Infatti nell’ordinanza di rimessione si afferma che, dopo la scadenza del quindicennio dalla costituzione della rendita, si è verificato un aggravamento dell’inabilità conseguente all’ipoacusia professionale e che il lavoratore ha continuato, successivamente alla costituzione della rendita, ad essere esposto al medesimo rischio professionale da rumore.
Risulta dunque chiaramente che, secondo il rimettente, l’aggravamento riscontrato in corso di causa ai danni dell’assicurato è dipeso dal fatto che, dopo il decorso del quindicennio, l’assicurato medesimo ha continuato ad essere esposto allo stesso rischio patogeno che aveva comportato, a suo tempo, l’insorgenza della malattia e la costituzione della relativa rendita.
3. - Nel merito, la questione relativa agli artt. 80 e 131 del d.P.R. n. 1124 del 1965 non è fondata nei termini appresso specificati.
Le due norme, riferendosi all’ipotesi di «nuova» malattia professionale, devono essere interpretate nel senso che esse riguardano anche il caso in cui, dopo la costituzione di una rendita per una determinata malattia professionale (“vecchia”, quindi, in contrapposizione alla “nuova”), il protrarsi dell’esposizione al medesimo rischio patogeno determini una “nuova” inabilità che risulti superiore a quella già riconosciuta.

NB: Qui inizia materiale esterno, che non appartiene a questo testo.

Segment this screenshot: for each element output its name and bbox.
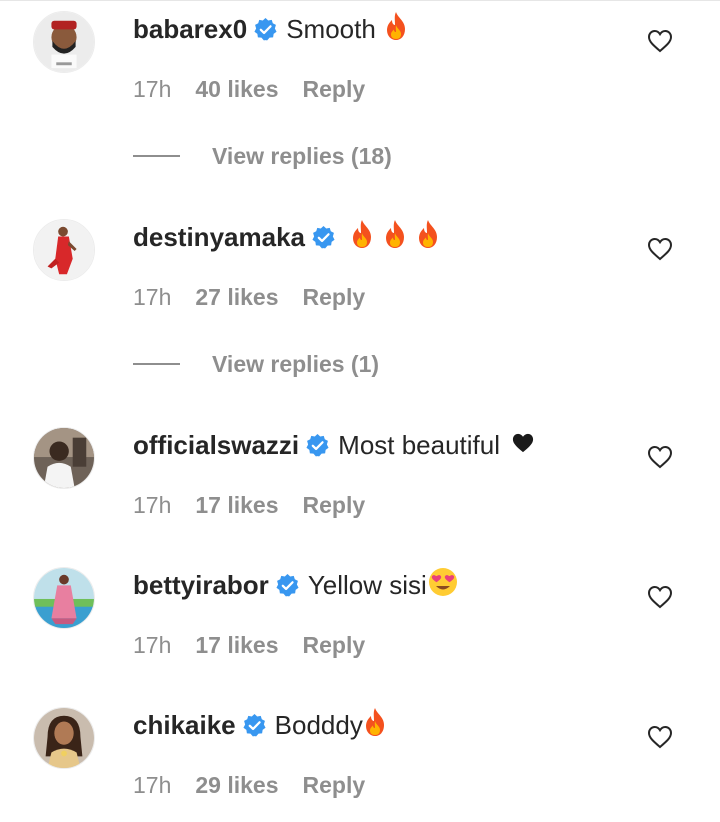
timestamp: 17h	[133, 283, 172, 310]
avatar[interactable]	[33, 219, 95, 281]
comment-line: officialswazzi Most beautiful	[133, 425, 536, 465]
comment-meta: 17h 29 likes Reply	[133, 770, 365, 800]
likes-count[interactable]: 17 likes	[195, 632, 278, 659]
reply-button[interactable]: Reply	[303, 772, 366, 799]
avatar-image	[34, 12, 94, 72]
view-replies-button[interactable]: View replies (1)	[133, 349, 379, 379]
verified-badge-icon	[306, 433, 329, 456]
reply-button[interactable]: Reply	[303, 76, 366, 103]
username[interactable]: officialswazzi	[133, 430, 299, 461]
reply-button[interactable]: Reply	[303, 492, 366, 519]
like-heart-icon[interactable]	[647, 29, 673, 53]
likes-count[interactable]: 29 likes	[195, 772, 278, 799]
fire-emoji-icon	[350, 219, 374, 256]
comment-meta: 17h 40 likes Reply	[133, 74, 365, 104]
reply-button[interactable]: Reply	[303, 632, 366, 659]
avatar[interactable]	[33, 427, 95, 489]
timestamp: 17h	[133, 771, 172, 798]
timestamp: 17h	[133, 75, 172, 102]
comment-meta: 17h 17 likes Reply	[133, 630, 365, 660]
fire-emoji-icon	[416, 219, 440, 256]
comment-line: babarex0 Smooth	[133, 9, 408, 49]
reply-button[interactable]: Reply	[303, 284, 366, 311]
timestamp: 17h	[133, 631, 172, 658]
fire-emoji-icon	[363, 707, 387, 744]
verified-badge-icon	[312, 225, 335, 248]
black-heart-icon	[510, 430, 536, 461]
fire-emoji-icon	[383, 219, 407, 256]
likes-count[interactable]: 40 likes	[195, 76, 278, 103]
fire-emoji-icon	[384, 11, 408, 48]
replies-divider	[133, 363, 180, 365]
avatar-image	[34, 568, 94, 628]
username[interactable]: chikaike	[133, 710, 236, 741]
heart-eyes-emoji-icon	[427, 567, 459, 604]
like-heart-icon[interactable]	[647, 445, 673, 469]
username[interactable]: bettyirabor	[133, 570, 269, 601]
username[interactable]: babarex0	[133, 14, 247, 45]
comment-text: Most beautiful	[338, 429, 501, 460]
top-divider	[0, 0, 720, 1]
comment-line: destinyamaka	[133, 217, 440, 257]
likes-count[interactable]: 27 likes	[195, 284, 278, 311]
verified-badge-icon	[276, 573, 299, 596]
like-heart-icon[interactable]	[647, 585, 673, 609]
view-replies-label: View replies (18)	[212, 142, 392, 169]
replies-divider	[133, 155, 180, 157]
avatar-image	[34, 220, 94, 280]
comment-text: Yellow sisi	[307, 569, 427, 600]
comment-line: bettyirabor Yellow sisi	[133, 565, 459, 605]
comment-line: chikaike Bodddy	[133, 705, 387, 745]
comment-meta: 17h 27 likes Reply	[133, 282, 365, 312]
comment-text: Smooth	[286, 13, 376, 44]
avatar-image	[34, 708, 94, 768]
avatar[interactable]	[33, 11, 95, 73]
view-replies-button[interactable]: View replies (18)	[133, 141, 392, 171]
username[interactable]: destinyamaka	[133, 222, 305, 253]
likes-count[interactable]: 17 likes	[195, 492, 278, 519]
view-replies-label: View replies (1)	[212, 350, 380, 377]
timestamp: 17h	[133, 491, 172, 518]
avatar-image	[34, 428, 94, 488]
avatar[interactable]	[33, 707, 95, 769]
comment-text: Bodddy	[274, 709, 363, 740]
avatar[interactable]	[33, 567, 95, 629]
like-heart-icon[interactable]	[647, 725, 673, 749]
verified-badge-icon	[243, 713, 266, 736]
like-heart-icon[interactable]	[647, 237, 673, 261]
comment-meta: 17h 17 likes Reply	[133, 490, 365, 520]
verified-badge-icon	[254, 17, 277, 40]
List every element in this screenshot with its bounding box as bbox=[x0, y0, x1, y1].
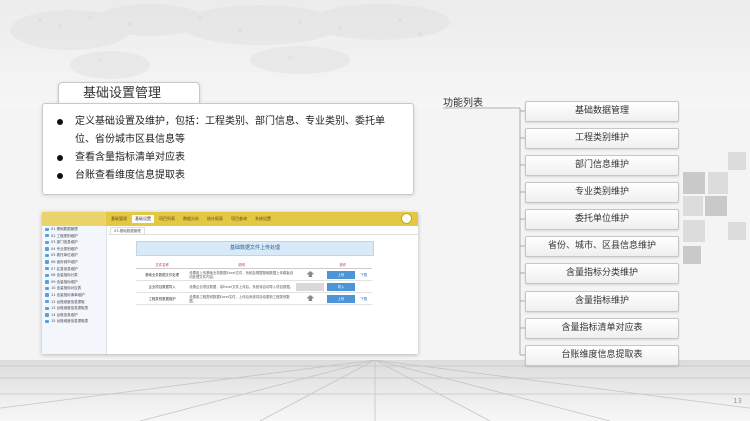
sidebar-item[interactable]: 06 省份城市维护 bbox=[42, 259, 106, 266]
sidebar-item[interactable]: 08 含量指标分类 bbox=[42, 272, 106, 279]
app-logo-area bbox=[42, 212, 106, 226]
column-header: 说明 bbox=[188, 260, 295, 269]
page-number: 13 bbox=[733, 397, 742, 405]
tab-basic-data[interactable]: 03-基础数据管理 bbox=[110, 227, 145, 234]
blank-field[interactable] bbox=[295, 282, 324, 291]
menu-item-active[interactable]: 基础设置 bbox=[132, 215, 154, 223]
sidebar-item[interactable]: 14 台账信息维护 bbox=[42, 312, 106, 319]
upload-icon[interactable] bbox=[306, 295, 315, 301]
action-cell: 上传 bbox=[326, 268, 360, 281]
function-item-indicator-category[interactable]: 含量指标分类维护 bbox=[525, 263, 679, 284]
table-row: 基础业务数据文件处理 设置各上传基础业务数据Excel文件，系统会根据基础数据上… bbox=[136, 268, 372, 281]
table-row: 企业项目数据导入 设置企业项目数据，将Excel文件上传后，系统将自动导入项目数… bbox=[136, 280, 372, 293]
sidebar-item[interactable]: 13 台账维度信息提取表 bbox=[42, 305, 106, 312]
sidebar-item[interactable]: 02 工程类别维护 bbox=[42, 233, 106, 240]
menu-item[interactable]: 项目列表 bbox=[156, 215, 178, 223]
user-avatar-icon[interactable] bbox=[401, 213, 412, 224]
download-link[interactable]: 下载 bbox=[359, 292, 372, 305]
app-tab-bar: 03-基础数据管理 bbox=[108, 227, 418, 235]
upload-cell bbox=[294, 292, 327, 305]
function-item-basic-data[interactable]: 基础数据管理 bbox=[525, 101, 679, 122]
action-cell: 导入 bbox=[326, 280, 360, 293]
sidebar-item[interactable]: 09 含量指标维护 bbox=[42, 279, 106, 286]
row-name: 工程类别数据维护 bbox=[136, 292, 189, 305]
function-item-indicator-mapping[interactable]: 含量指标清单对应表 bbox=[525, 318, 679, 339]
sidebar-item[interactable]: 10 含量指标对应表 bbox=[42, 285, 106, 292]
menu-item[interactable]: 项目查询 bbox=[228, 215, 250, 223]
function-item-project-category[interactable]: 工程类别维护 bbox=[525, 128, 679, 149]
app-screenshot: 基础管理 基础设置 项目列表 数据分析 统计报表 项目查询 系统设置 01 基础… bbox=[42, 212, 418, 354]
panel-title: 基础数据文件上传处理 bbox=[136, 241, 374, 256]
sidebar-item[interactable]: 07 区县信息维护 bbox=[42, 266, 106, 273]
action-cell: 上传 bbox=[326, 292, 360, 305]
table-row: 工程类别数据维护 设置各工程类别数据Excel文件，上传后系统将自动更新工程类别… bbox=[136, 292, 372, 305]
import-button[interactable]: 导入 bbox=[327, 282, 356, 291]
upload-cell bbox=[294, 268, 327, 281]
menu-item[interactable]: 统计报表 bbox=[204, 215, 226, 223]
menu-item[interactable]: 基础管理 bbox=[108, 215, 130, 223]
upload-table: 文件名称 说明 操作 基础业务数据文件处理 设置各上传基础业务数据Excel文件… bbox=[136, 260, 372, 305]
sidebar-item[interactable]: 12 台账维度信息提取 bbox=[42, 299, 106, 306]
download-link[interactable] bbox=[359, 280, 372, 293]
menu-item[interactable]: 数据分析 bbox=[180, 215, 202, 223]
menu-item[interactable]: 系统设置 bbox=[252, 215, 274, 223]
function-item-client-unit[interactable]: 委托单位维护 bbox=[525, 209, 679, 230]
row-name: 基础业务数据文件处理 bbox=[136, 268, 189, 281]
function-item-ledger-dimension[interactable]: 台账维度信息提取表 bbox=[525, 345, 679, 366]
row-desc: 设置各工程类别数据Excel文件，上传后系统将自动更新工程类别数据。 bbox=[188, 292, 295, 305]
function-item-indicator[interactable]: 含量指标维护 bbox=[525, 291, 679, 312]
row-name: 企业项目数据导入 bbox=[136, 280, 189, 293]
sidebar-item[interactable]: 04 专业类别维护 bbox=[42, 246, 106, 253]
sidebar-item[interactable]: 03 部门信息维护 bbox=[42, 239, 106, 246]
column-header: 操作 bbox=[326, 260, 360, 269]
sidebar-item[interactable]: 05 委托单位维护 bbox=[42, 252, 106, 259]
upload-icon[interactable] bbox=[306, 271, 315, 277]
download-link[interactable]: 下载 bbox=[359, 268, 372, 281]
row-desc: 设置各上传基础业务数据Excel文件，系统会根据基础数据上传模板自动处理文件内容… bbox=[188, 268, 295, 281]
sidebar-item[interactable]: 11 含量指标清单维护 bbox=[42, 292, 106, 299]
sidebar-item[interactable]: 01 基础数据管理 bbox=[42, 226, 106, 233]
function-item-region[interactable]: 省份、城市、区县信息维护 bbox=[525, 236, 679, 257]
column-header-spacer bbox=[294, 260, 327, 269]
upload-button[interactable]: 上传 bbox=[327, 270, 356, 279]
column-header-spacer bbox=[359, 260, 372, 269]
app-top-menu: 基础管理 基础设置 项目列表 数据分析 统计报表 项目查询 系统设置 bbox=[108, 215, 274, 223]
row-desc: 设置企业项目数据，将Excel文件上传后，系统将自动导入项目数据。 bbox=[188, 280, 295, 293]
app-sidebar: 01 基础数据管理 02 工程类别维护 03 部门信息维护 04 专业类别维护 … bbox=[42, 226, 107, 354]
upload-cell bbox=[294, 280, 327, 293]
upload-button[interactable]: 上传 bbox=[327, 294, 356, 303]
sidebar-item[interactable]: 15 台账维度信息提取表 bbox=[42, 318, 106, 325]
column-header: 文件名称 bbox=[136, 260, 189, 269]
function-item-department[interactable]: 部门信息维护 bbox=[525, 155, 679, 176]
function-item-specialty[interactable]: 专业类别维护 bbox=[525, 182, 679, 203]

Tale interpretazione delle norme sopracitate non fa ricadere l’ipotesi così delineata nell’ambito di applicabilità dell’art. 137 del d.P.R. n. 1124 del 1965, il quale si riferisce esclusivamente all’aggravamento eventuale e conseguenziale dell’inabilità derivante dalla naturale evoluzione della originaria malattia.
Quando, invece, il maggior grado di inabilità dipende dalla protrazione dell’esposizione a rischio patogeno, e si è quindi in presenza di una «nuova» malattia, seppure della stessa natura della prima, la disciplina applicabile è quella dettata dall’art. 80, estesa alle malattie professionali dall’art. 131.
Tali norme, così interpretate, assicurano idonea tutela alla fattispecie descritta dal rimettente e, pertanto, non è ravvisabile la denunciata violazione dei principi dettati dagli artt. 3, 32 e 38 della Costituzione.
4. - Le questioni relative agli artt. 132 e 137 del d.P.R. n. 1124 del 1965 sono inammissibili per difetto di rilevanza, poiché il rimettente non deve fare applicazione di tali norme nel giudizio principale.
per questi motivi
LA CORTE COSTITUZIONALE
dichiara inammissibili le questioni di legittimità costituzionale degli artt. 132 e 137 del d.P.R. 30 giugno 1965, n. 1124 (Testo unico delle disposizioni per l’assicurazione obbligatoria contro gli infortuni sul lavoro e le malattie professionali), sollevate, in riferimento agli artt. 3, 32 e 38 della Costituzione, dal Tribunale di Brescia con l’ordinanza in epigrafe;
dichiara non fondata, nei sensi di cui in motivazione, la questione di legittimità costituzionale degli artt. 80 e 131 del d.P.R. n. 1124 del 1965, sollevata, in riferimento agli artt. 3, 32 e 38 della Costituzione, dal Tribunale di Brescia con l’ordinanza indicata in epigrafe.
Così deciso in Roma nella sede della Corte costituzionale, Palazzo della Consulta, l'8 febbraio 2010.
F.to:
Francesco AMIRANTE, Presidente
Luigi MAZZELLA, Redattore
Giuseppe DI PAOLA, Cancelliere
Depositata in Cancelleria il 12 febbraio 2010.